Mean-Shift Distillation for Diffusion Mode Seeking
Vikas Thamizharasan, Nikitas Chatzis, Iliyan Georgiev, Matthew Fisher, Evangelos Kalogerakis, Difan Liu, Nanxuan Zhao, Michal Lukac
TL;DR
Mean-shift distillation (MSD) reframes diffusion distillation as mode-seeking gradient ascent on the data distribution, deriving a gradient proxy that aligns with the modes of $p$. It uses product-density sampling and a simple mean-shift update to estimate the gradient without retraining, serving as a drop-in replacement for SDS. MSD reduces gradient variance and improves mode alignment, yielding higher-fidelity results in text-to-image and text-to-3D generation with Stable Diffusion in both synthetic and practical settings. Practical heuristics stabilize integration in high-dimensional models, and CFG synergy further enhances mode-focused optimization, making MSD a practical, theoretically grounded alternative to SDS.
Abstract
We present mean-shift distillation, a novel diffusion distillation technique that provides a provably good proxy for the gradient of the diffusion output distribution. This is derived directly from mean-shift mode seeking on the distribution, and we show that its extrema are aligned with the modes.

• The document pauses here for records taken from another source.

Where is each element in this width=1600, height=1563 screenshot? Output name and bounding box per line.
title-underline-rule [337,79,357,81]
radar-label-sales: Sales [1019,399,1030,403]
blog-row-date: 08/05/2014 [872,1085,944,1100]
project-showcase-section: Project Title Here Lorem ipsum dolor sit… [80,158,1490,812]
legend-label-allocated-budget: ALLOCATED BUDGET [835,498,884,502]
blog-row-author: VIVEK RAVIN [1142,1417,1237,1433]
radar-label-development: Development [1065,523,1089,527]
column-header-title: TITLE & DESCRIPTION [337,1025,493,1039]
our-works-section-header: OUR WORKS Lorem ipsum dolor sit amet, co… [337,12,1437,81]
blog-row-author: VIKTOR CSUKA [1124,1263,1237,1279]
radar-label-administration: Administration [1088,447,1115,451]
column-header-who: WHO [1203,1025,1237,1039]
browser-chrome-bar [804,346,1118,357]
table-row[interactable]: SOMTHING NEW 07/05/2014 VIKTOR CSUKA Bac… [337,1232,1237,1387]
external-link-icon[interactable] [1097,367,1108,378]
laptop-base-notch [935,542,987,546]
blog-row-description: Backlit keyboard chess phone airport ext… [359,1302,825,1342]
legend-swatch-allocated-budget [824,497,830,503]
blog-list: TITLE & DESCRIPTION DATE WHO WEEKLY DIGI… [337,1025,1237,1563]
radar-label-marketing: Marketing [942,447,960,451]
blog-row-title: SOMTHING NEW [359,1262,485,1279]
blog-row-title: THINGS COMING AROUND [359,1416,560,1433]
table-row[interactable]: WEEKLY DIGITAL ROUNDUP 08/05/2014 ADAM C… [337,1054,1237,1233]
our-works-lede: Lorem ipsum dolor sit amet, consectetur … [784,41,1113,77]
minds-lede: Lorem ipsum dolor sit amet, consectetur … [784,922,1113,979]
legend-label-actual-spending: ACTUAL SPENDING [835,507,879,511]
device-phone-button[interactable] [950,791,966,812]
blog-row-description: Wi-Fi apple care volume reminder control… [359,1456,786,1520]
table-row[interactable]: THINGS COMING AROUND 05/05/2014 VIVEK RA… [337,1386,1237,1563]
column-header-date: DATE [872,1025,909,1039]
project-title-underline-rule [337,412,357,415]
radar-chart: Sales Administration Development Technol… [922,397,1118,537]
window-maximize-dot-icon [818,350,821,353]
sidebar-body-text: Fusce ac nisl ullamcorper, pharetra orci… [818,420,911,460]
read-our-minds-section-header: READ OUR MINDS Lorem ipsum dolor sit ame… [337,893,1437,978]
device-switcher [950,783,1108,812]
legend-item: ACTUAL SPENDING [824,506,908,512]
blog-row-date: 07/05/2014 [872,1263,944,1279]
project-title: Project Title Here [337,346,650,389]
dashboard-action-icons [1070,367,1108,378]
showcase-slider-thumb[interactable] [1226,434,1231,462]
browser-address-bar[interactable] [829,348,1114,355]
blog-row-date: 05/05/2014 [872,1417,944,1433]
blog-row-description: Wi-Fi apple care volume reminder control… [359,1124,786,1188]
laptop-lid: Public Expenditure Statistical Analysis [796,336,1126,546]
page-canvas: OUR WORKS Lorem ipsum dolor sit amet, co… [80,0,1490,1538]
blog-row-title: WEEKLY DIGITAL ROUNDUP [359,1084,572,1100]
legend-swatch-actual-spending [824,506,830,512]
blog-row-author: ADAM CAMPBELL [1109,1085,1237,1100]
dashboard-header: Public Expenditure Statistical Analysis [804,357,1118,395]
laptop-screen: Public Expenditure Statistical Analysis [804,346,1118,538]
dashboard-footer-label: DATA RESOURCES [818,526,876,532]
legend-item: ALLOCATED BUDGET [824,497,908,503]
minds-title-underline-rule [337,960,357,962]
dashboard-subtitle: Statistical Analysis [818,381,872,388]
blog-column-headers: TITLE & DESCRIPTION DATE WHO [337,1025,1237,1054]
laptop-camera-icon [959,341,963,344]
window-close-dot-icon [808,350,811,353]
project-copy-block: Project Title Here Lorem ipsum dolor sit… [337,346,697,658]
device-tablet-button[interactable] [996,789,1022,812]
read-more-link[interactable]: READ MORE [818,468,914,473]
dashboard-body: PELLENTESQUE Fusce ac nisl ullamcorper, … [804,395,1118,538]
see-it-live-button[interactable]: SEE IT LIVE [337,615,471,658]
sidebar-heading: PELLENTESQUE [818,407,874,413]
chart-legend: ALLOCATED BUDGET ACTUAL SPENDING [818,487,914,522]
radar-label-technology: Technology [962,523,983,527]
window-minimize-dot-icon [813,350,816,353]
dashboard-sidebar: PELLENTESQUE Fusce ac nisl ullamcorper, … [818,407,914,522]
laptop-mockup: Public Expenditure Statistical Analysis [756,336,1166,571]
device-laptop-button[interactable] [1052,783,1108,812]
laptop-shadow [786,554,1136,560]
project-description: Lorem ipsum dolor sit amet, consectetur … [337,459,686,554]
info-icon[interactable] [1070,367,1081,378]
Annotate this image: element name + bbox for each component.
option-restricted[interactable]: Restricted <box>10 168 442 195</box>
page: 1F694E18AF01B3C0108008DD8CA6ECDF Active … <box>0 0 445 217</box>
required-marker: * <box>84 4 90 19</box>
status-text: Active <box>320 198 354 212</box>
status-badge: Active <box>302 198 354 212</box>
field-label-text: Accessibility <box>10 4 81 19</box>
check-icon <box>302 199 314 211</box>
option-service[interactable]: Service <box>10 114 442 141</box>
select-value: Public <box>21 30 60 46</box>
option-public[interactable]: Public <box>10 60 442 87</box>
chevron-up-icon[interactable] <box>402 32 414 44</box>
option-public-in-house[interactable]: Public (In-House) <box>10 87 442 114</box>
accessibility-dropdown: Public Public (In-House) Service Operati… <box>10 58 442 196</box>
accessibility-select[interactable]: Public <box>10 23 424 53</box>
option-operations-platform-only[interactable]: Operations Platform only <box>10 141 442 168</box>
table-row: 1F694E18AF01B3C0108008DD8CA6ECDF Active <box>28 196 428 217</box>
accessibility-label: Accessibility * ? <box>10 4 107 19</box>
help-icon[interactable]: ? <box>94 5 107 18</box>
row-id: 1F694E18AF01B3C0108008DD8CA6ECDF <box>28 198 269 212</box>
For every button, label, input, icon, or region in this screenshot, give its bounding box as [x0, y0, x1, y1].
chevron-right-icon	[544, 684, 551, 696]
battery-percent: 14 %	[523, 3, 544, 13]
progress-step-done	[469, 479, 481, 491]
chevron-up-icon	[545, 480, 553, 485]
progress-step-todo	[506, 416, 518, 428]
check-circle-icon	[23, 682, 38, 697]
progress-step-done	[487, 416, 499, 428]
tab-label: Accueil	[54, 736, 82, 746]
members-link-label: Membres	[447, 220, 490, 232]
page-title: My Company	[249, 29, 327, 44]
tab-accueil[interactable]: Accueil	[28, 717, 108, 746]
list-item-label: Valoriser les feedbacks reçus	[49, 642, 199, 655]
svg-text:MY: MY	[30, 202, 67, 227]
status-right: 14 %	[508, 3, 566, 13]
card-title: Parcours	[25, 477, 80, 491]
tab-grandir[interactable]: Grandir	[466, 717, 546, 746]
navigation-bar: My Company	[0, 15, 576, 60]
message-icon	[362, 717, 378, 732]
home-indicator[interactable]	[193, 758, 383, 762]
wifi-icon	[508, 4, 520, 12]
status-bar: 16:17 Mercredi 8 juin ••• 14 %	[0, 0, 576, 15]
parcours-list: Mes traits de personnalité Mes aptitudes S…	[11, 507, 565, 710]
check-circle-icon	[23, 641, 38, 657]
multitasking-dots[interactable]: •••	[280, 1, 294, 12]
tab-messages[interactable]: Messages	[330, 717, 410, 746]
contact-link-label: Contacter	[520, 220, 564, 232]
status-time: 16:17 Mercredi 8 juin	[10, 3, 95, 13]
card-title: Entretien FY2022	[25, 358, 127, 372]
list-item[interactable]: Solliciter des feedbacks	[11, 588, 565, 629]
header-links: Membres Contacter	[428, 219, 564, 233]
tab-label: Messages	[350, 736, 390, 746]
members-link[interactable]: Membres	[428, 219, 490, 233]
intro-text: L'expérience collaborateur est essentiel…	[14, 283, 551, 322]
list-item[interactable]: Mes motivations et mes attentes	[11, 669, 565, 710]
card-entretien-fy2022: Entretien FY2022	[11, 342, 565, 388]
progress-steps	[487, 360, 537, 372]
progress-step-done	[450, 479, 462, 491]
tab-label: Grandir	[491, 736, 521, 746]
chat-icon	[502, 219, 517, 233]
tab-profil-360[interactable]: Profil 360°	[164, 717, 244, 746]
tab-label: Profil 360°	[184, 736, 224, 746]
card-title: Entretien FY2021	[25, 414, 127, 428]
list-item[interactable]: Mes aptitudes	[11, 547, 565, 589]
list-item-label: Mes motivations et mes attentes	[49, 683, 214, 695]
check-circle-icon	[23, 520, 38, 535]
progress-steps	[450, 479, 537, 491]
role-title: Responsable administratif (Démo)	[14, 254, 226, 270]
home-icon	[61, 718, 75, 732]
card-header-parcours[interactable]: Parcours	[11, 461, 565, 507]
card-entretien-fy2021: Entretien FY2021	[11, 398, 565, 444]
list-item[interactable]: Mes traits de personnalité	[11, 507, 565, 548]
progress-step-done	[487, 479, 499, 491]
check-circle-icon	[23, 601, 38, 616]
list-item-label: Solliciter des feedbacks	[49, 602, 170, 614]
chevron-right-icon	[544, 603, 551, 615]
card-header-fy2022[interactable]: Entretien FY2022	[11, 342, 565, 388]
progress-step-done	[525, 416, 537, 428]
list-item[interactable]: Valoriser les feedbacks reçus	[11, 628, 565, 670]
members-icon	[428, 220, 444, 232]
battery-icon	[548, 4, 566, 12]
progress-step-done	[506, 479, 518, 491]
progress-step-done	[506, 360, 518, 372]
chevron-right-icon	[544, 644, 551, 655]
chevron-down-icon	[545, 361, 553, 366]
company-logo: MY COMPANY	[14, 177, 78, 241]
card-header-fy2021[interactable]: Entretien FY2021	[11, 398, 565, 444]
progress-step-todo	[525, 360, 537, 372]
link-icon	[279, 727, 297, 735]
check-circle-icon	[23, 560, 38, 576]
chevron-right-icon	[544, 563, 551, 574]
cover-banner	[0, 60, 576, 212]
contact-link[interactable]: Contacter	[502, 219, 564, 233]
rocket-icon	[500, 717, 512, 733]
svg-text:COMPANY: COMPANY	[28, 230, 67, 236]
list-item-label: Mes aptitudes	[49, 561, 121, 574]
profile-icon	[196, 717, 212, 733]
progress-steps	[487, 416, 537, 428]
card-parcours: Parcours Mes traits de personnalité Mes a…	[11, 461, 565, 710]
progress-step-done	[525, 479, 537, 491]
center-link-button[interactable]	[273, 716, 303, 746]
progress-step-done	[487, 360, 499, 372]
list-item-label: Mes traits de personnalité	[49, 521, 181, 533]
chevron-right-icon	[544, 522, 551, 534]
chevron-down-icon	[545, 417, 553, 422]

We further derive an efficient product distribution sampling procedure to evaluate the gradient. Our method is formulated as a drop-in replacement for score distillation sampling (SDS), requiring neither model retraining nor extensive modification of the sampling procedure. We show that it exhibits superior mode alignment as well as improved convergence in both synthetic and practical setups, yielding higher-fidelity results when applied to both text-to-image and text-to-3D applications with Stable Diffusion.